Syringes are readied at a COVID-19 mobile vaccination clinic for members of First Nations and their partners, Friday, April 30, 2021, in Montreal. THE CANADIAN PRESS/Ryan Remiorz

Several provinces expand COVID-19 vaccine access as deliveries ramp up

Several provinces expanded their COVID-19 vaccination campaigns on Monday as a key vaccine supplier was set to drastically ramp up deliveries.

With shipments of the Pfizer-BioNTech vaccine expected to roughly double from about one million to two million per week, Ontario, Quebec, Manitoba and Nova Scotia opened access to new age groups.

Quebec and Nova Scotia lowered the age of eligibility for vaccines, while Manitoba announced that all Indigenous adults could get a shot.

Ontario opened vaccine appointments to those 18 and over living in designated hot spots, although some residents reported difficulties in booking a spot.

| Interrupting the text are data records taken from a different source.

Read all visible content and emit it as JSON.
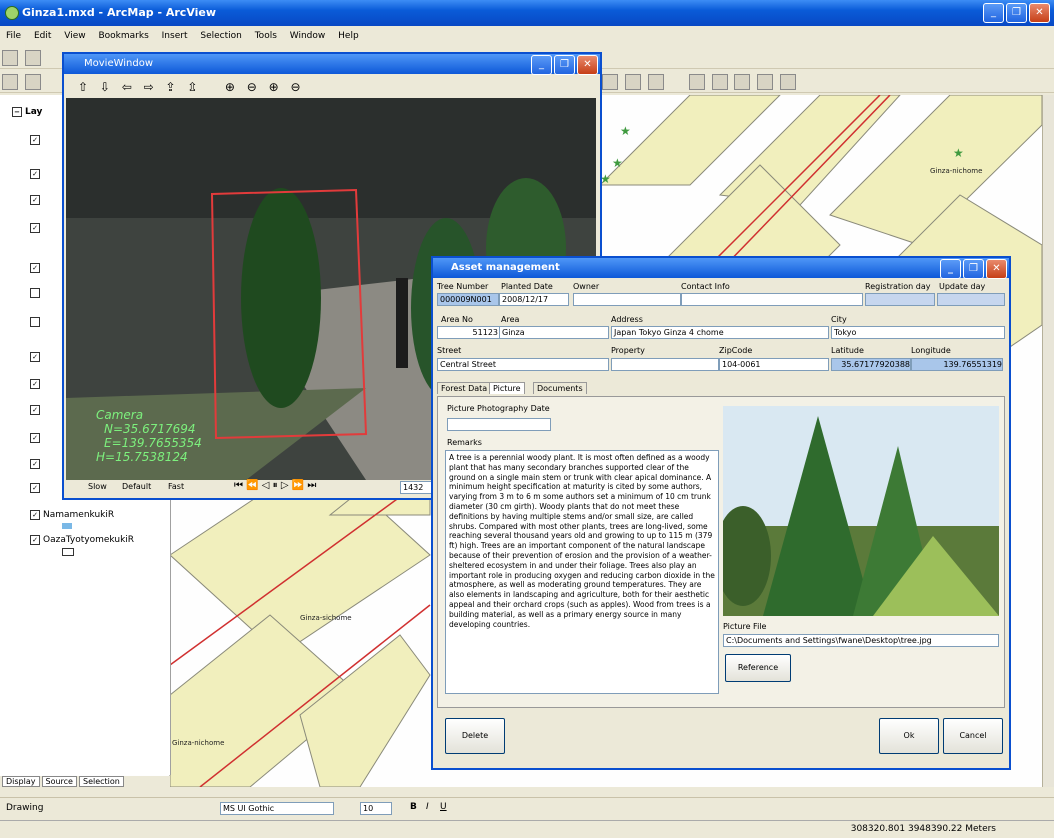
{
  "app": {
    "title": "Ginza1.mxd - ArcMap - ArcView",
    "menu": [
      "File",
      "Edit",
      "View",
      "Bookmarks",
      "Insert",
      "Selection",
      "Tools",
      "Window",
      "Help"
    ]
  },
  "toc": {
    "root_label": "Lay",
    "layers": [
      "NamamenkukiR",
      "OazaTyotyomekukiR"
    ],
    "tabs": [
      "Display",
      "Source",
      "Selection"
    ]
  },
  "map": {
    "labels": [
      "Ginza-nichome",
      "Ginza-sichome",
      "Ginza-nichome"
    ]
  },
  "movie": {
    "title": "MovieWindow",
    "camera_title": "Camera",
    "camera_n": "N=35.6717694",
    "camera_e": "E=139.7655354",
    "camera_h": "H=15.7538124",
    "speed_labels": [
      "Slow",
      "Default",
      "Fast"
    ],
    "frame": "1432"
  },
  "asset": {
    "title": "Asset management",
    "labels": {
      "tree_number": "Tree Number",
      "planted_date": "Planted Date",
      "owner": "Owner",
      "contact": "Contact Info",
      "reg_day": "Registration day",
      "update_day": "Update day",
      "area_no": "Area No",
      "area": "Area",
      "address": "Address",
      "city": "City",
      "street": "Street",
      "property": "Property",
      "zipcode": "ZipCode",
      "latitude": "Latitude",
      "longitude": "Longitude",
      "photo_date": "Picture Photography Date",
      "remarks": "Remarks",
      "picture_file": "Picture File"
    },
    "values": {
      "tree_number": "000009N001",
      "planted_date": "2008/12/17",
      "area_no": "51123",
      "area": "Ginza",
      "address": "Japan Tokyo Ginza 4 chome",
      "city": "Tokyo",
      "street": "Central Street",
      "zipcode": "104-0061",
      "latitude": "35.67177920388",
      "longitude": "139.76551319",
      "picture_file": "C:\\Documents and Settings\\fwane\\Desktop\\tree.jpg"
    },
    "tabs": [
      "Forest Data",
      "Picture",
      "Documents"
    ],
    "remarks": "A tree is a perennial woody plant. It is most often defined as a woody plant that has many secondary branches supported clear of the ground on a single main stem or trunk with clear apical dominance. A minimum height specification at maturity is cited by some authors, varying from 3 m to 6 m some authors set a minimum of 10 cm trunk diameter (30 cm girth). Woody plants that do not meet these definitions by having multiple stems and/or small size, are called shrubs. Compared with most other plants, trees are long-lived, some reaching several thousand years old and growing to up to 115 m (379 ft) high. Trees are an important component of the natural landscape because of their prevention of erosion and the provision of a weather-sheltered ecosystem in and under their foliage. Trees also play an important role in producing oxygen and reducing carbon dioxide in the atmosphere, as well as moderating ground temperatures. They are also elements in landscaping and agriculture, both for their aesthetic appeal and their orchard crops (such as apples). Wood from trees is a building material, as well as a primary energy source in many developing countries.",
    "buttons": {
      "reference": "Reference",
      "delete": "Delete",
      "ok": "Ok",
      "cancel": "Cancel"
    }
  },
  "drawbar": {
    "drawing": "Drawing",
    "font": "MS UI Gothic",
    "size": "10"
  },
  "status": {
    "coords": "308320.801  3948390.22 Meters"
  }
}
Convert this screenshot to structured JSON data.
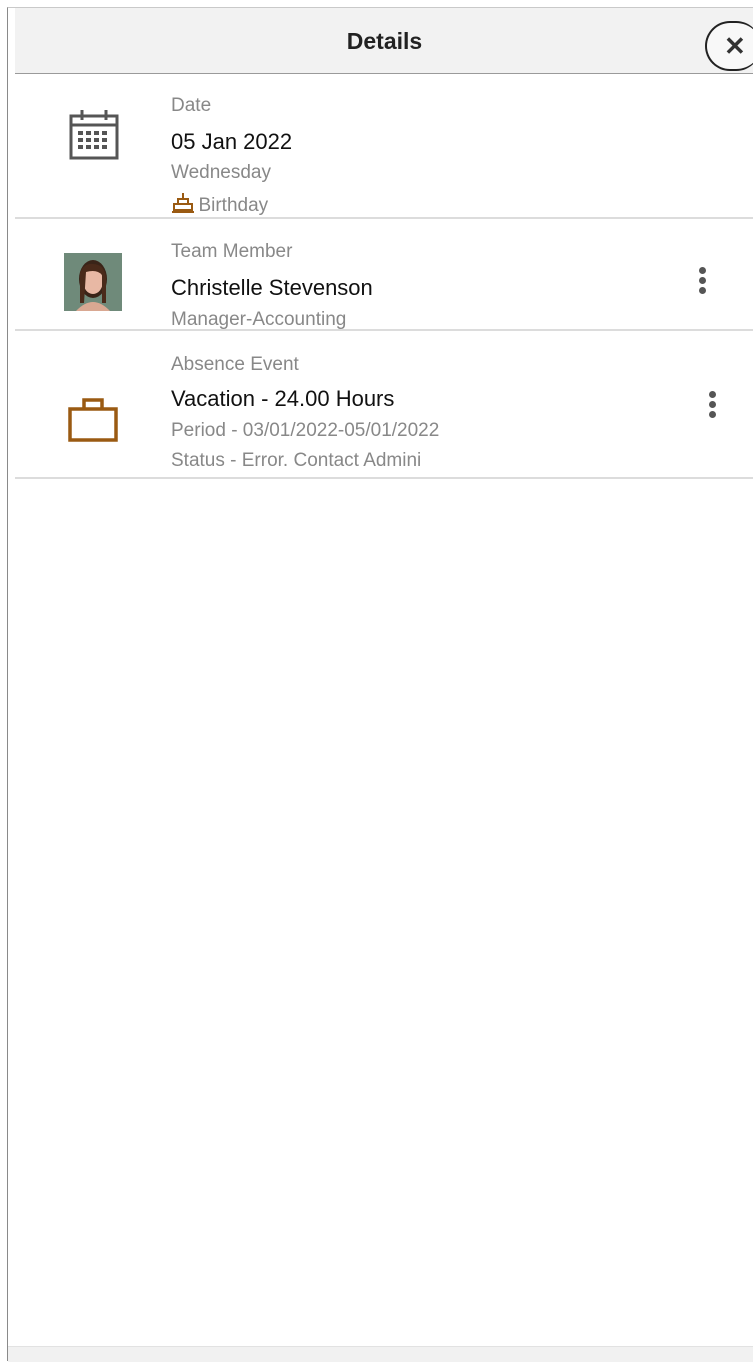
{
  "header": {
    "title": "Details",
    "close_glyph": "✕"
  },
  "date_section": {
    "label": "Date",
    "value": "05 Jan 2022",
    "weekday": "Wednesday",
    "event": "Birthday",
    "icon": "calendar-icon",
    "event_icon": "cake-icon"
  },
  "team_member": {
    "label": "Team Member",
    "name": "Christelle Stevenson",
    "role": "Manager-Accounting",
    "icon": "avatar"
  },
  "absence": {
    "label": "Absence Event",
    "title": "Vacation - 24.00 Hours",
    "period": "Period - 03/01/2022-05/01/2022",
    "status": "Status - Error. Contact Admini",
    "icon": "briefcase-icon",
    "icon_color": "#9a5a12"
  }
}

Minutes after bookings opened at 8 a.m., the provincial site showed an estimated wait of more than an hour, with tens of thousands of users in the queue. By 10 a.m. some 73,000 people had booked, the province’s health minister said.

Christine Elliott said she was happy with how it was going overall and urged those experiencing problems to try again. “You will get an appointment, but I am sorry about the problems people are having now,” Elliott told reporters Monday.

Data from the Public Health Agency of Canada showed that the vaccines appear to offer a high degree of protection from infection as of two weeks after infection.

The agency said Monday that as of April 26, 2,274 people were diagnosed with COVID-19 at least two weeks after getting their first dose of a COVID-19 vaccine. Data suggests about 7.1 million people were 14 or more days past being vaccinated with at least one dose by that date, meaning there were so-called breakthrough infections in about 0.03 per cent of people vaccinated.

Among those infected after vaccination, 203 people ended up in the hospital, and 53 people died.

The agency said that the “percentage of breakthrough cases is small” and that detailed data is not yet available to fully understand the reasons behind them.

“More specialized studies are being done in Canada and other countries to monitor for infection and resulting complications after vaccination, including to assess waning immunity,” the statementread.

The increase in vaccine supply is coming as several provinces are struggling to contain a deadly third wave of the novel coronavirus.

Alberta announced on Sunday it was suspending the spring sitting of the legislature because of record-breaking caseloads that are straining the hospital system, while Nova Scotia remains under a provincewide lockdown until at least May 12.

The Atlantic province reported another 146 new cases of COVID-19 on Monday.

There was better news in Quebec, which announced last week it was easing some public health restrictions amid stable or declining case counts and hospitalizations.

Most elementary students in the Quebec City area returned to in-person classes on Monday morning, while the curfew in Montreal and Laval was pushed back from 8 p.m. to 9:30, beginning Monday night.